The key findings of the latest research are as follows:
- Shareholder engagement leads to better corporate performance for society and the environment and to better financial results. The prerequisite for this is that the engagement does not revolve around trivialities, but around topics that are essential to the business model and strategy (Bauer et al., 2023).
- Active shareholder engagement leads to changes in the targeted companies’ ESG ratings: companies with poor ratings improve as a result. Those with good ratings risk a negative correction if they are made aware of weaknesses. Companies that react openly and consistently to shareholder concerns also improve their financial performance (Barko et al., 2022).
- The tactics used by investors are crucial. Not all forms of dialogue are equally effective. A distinction must be made between the phases 1) Establishing dialogue; 2) Developing solutions; and 3) Implementing solutions. For 1) it pays to point out problems unambiguously and to clearly articulate dissatisfaction. In the case of 2), on the other hand, a constructive approach aimed at good dialogue is more promising. Finally, in phase 3), plain language is required again (Beccarini et al., 2022).
- Shareholder engagement has an especially strong impact on companies that are concerned about their reputation (Dimson et al., 2015).
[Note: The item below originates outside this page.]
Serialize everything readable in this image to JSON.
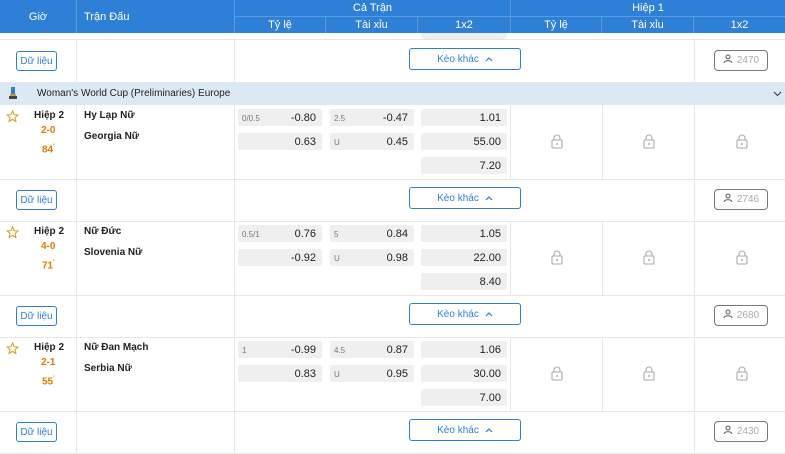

- Investor coalitions are particularly successful when they carefully tailor their composition, distribution of tasks and approach to the target companies’ receptiveness. The number of investors, the volume of jointly invested capital, the participants’ engagement experience and local contacts must be carefully balanced. It is not expedient, for example, to maximise the number of investors alone if they have little local experience with the target company. The so-called “tailor-to-target” theory for collaborative engagement is strengthened by these findings (Slager et al., 2023).
- Systematic overview studies show that engagement does not follow one-dimensional, causal rules. One single initiative rarely leads to an immediate result. Shareholder and company interaction should rather be understood as a complex, dynamic and adaptive system. Contributions from different investors complement each other, lead to dynamic feedback loops with companies and thus mutually stimulate each other. Fans of systems theory can rejoice (Chuah et al., 2023).
Globalance regularly monitors developments in research. It provides us with valuable insights,
how we can continuously improve our own approach and make it more effective.